Abar, a Nubian queen of the Kingdom of Kush dated to the Twenty-fifth Dynasty of Egypt, is known from a stela (Stela V) found in Kawa, Sudan, recording that she was dedicated as a sistrum player at the temple by her father, as well in a similar scene at Jebel Barkal where she appears behind her son Taharqa and from a stela from Tanis, Egypt. Another appearance by Abar is at the Amun Temple at Sanam, Sudan.

Abar was the mother of King Taharqa and married to the King Piye. She was a niece of King Alara of Nubia (the daughter of his sister). She was separated from her son, Taharqa, for a long period of time and when they were reunited there was much rejoicing as he had become Pharaoh in her absence. This may have been a deliberate reference to the separation of the Egyptian god Isis and her son Horus, who reunited under similar circumstances.
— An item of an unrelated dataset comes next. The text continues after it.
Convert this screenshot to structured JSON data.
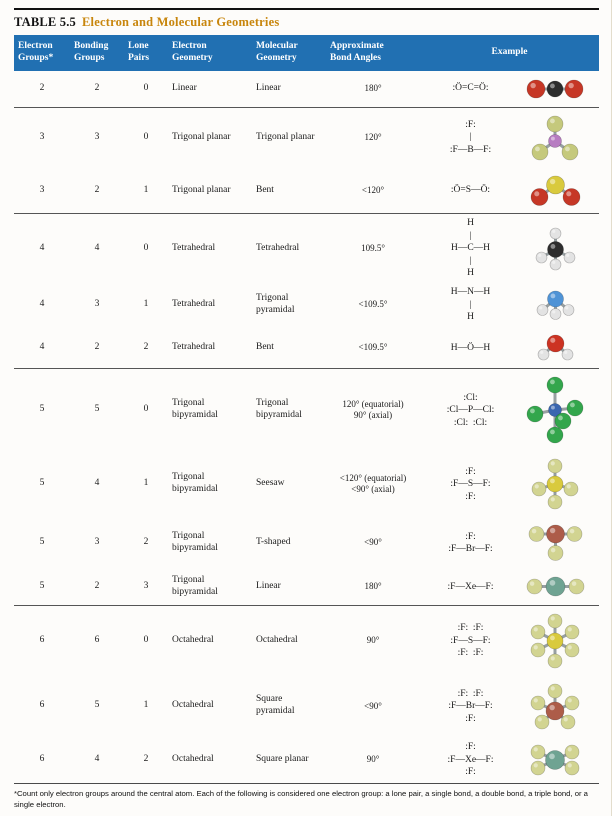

An alternative theory is that the separation of mother and son was a tradition in the Kushite culture.

She held several titles: King's Mother (mwt niswt), King's Sister (snt niswt), Mistress of the foreign lands (nbt kh3swt), Lady of Upper and Lower Egypt (hnwt Sma'w mhw), Great Lady of the Two Lands (wrt nbt t3wy), Noble Lady (iryt p't), Great of Praises (wrt hzwt), and Sweet of Love (bnrt mrwt). Records of Abar represent the earliest recording of the power of Queens in the Kingdom of Kush. Reisner proposed that Abar may be buried in Nuri in tomb 35.